A function \(f\) is continuous at a point \(a\) if for each \(\epsilon > 0\), there exists a \(\delta > 0\) such that for all points \(x\) satisfying \(0 < |x-a| < \delta\), we have \(|f(x) - f(a)| < \epsilon\). In our case, the condition is already given, meaning that \(f\) is continuous at \(a\).

Since it is given in the problem that \(f(a) > 0\), we can choose an appropriate \(\epsilon\) value. Let's choose: $$\epsilon = \frac{f(a)}{2}$$ Since \(f(a)>0\), \(\epsilon\) will be also positive.

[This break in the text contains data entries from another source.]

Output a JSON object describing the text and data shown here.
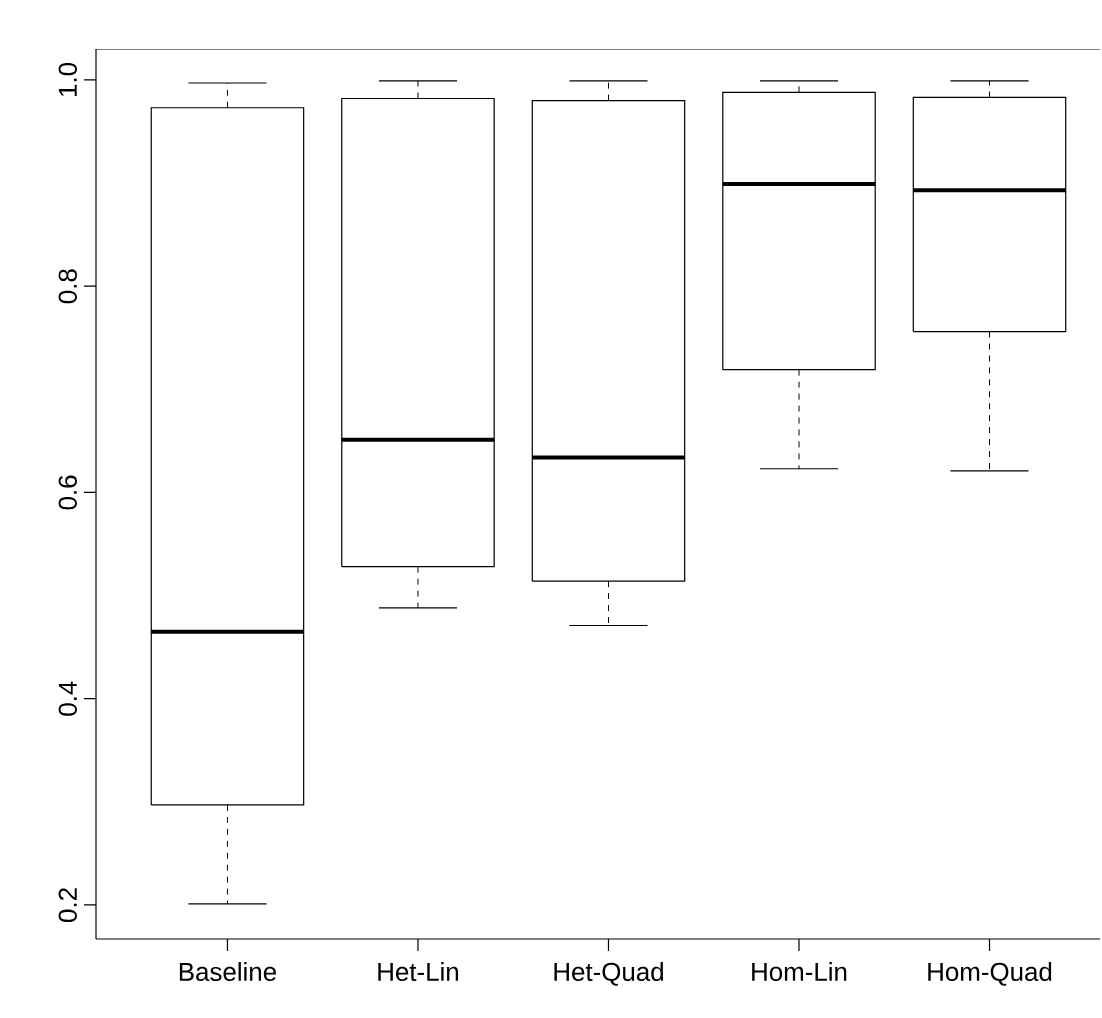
{
  "chart_data": {
    "type": "box",
    "categories": [
      "Baseline",
      "Het-Lin",
      "Het-Quad",
      "Hom-Lin",
      "Hom-Quad"
    ],
    "boxes": [
      {
        "low": 0.201,
        "q1": 0.297,
        "median": 0.465,
        "q3": 0.973,
        "high": 0.997
      },
      {
        "low": 0.488,
        "q1": 0.528,
        "median": 0.651,
        "q3": 0.982,
        "high": 0.999
      },
      {
        "low": 0.471,
        "q1": 0.514,
        "median": 0.634,
        "q3": 0.98,
        "high": 0.999
      },
      {
        "low": 0.623,
        "q1": 0.719,
        "median": 0.899,
        "q3": 0.988,
        "high": 0.999
      },
      {
        "low": 0.621,
        "q1": 0.756,
        "median": 0.893,
        "q3": 0.983,
        "high": 0.999
      }
    ],
    "color": "#000000",
    "ylim": [
      0.167,
      1.03
    ],
    "yticks": [
      0.2,
      0.4,
      0.6,
      0.8,
      {
        "value": 1,
        "label": "1.0"
      }
    ],
    "grid": false
  }
}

As we already know that \(f\) is continuous at \(a\), there must exist a \(\delta > 0\) such that, for every \(x\) satisfying \(0 < |x-a| < \delta\), we also have $$|f(x) - f(a)| < \epsilon $$

Now, we need to show that \(f(x) > 0\) for all \(x\) in the interval \((a-\delta, a+\delta)\). Let's check if \(f(x) - f(a) > -\epsilon\). If \(|f(x) - f(a)| < \epsilon\) is equivalent to $$-\epsilon < f(x) - f(a) < \epsilon$$ Now, substituting \(\epsilon = \frac{f(a)}{2}\) gives us the inequality: $$-\frac{f(a)}{2} < f(x) - f(a) < \frac{f(a)}{2}$$ Adding \(f(a)\) to the entire inequality, we have: $$\frac{f(a)}{2} < f(x) < \frac{3}{2}f(a)$$ Hence, we can conclude that for all \(x\) in \((a-\delta, a+\delta)\), \(f(x)>0\). In conclusion, there exists a positive number \(\delta > 0\) such that \(f(x) > 0\) for all \(x\) in the interval \((a-\delta, a+\delta)\).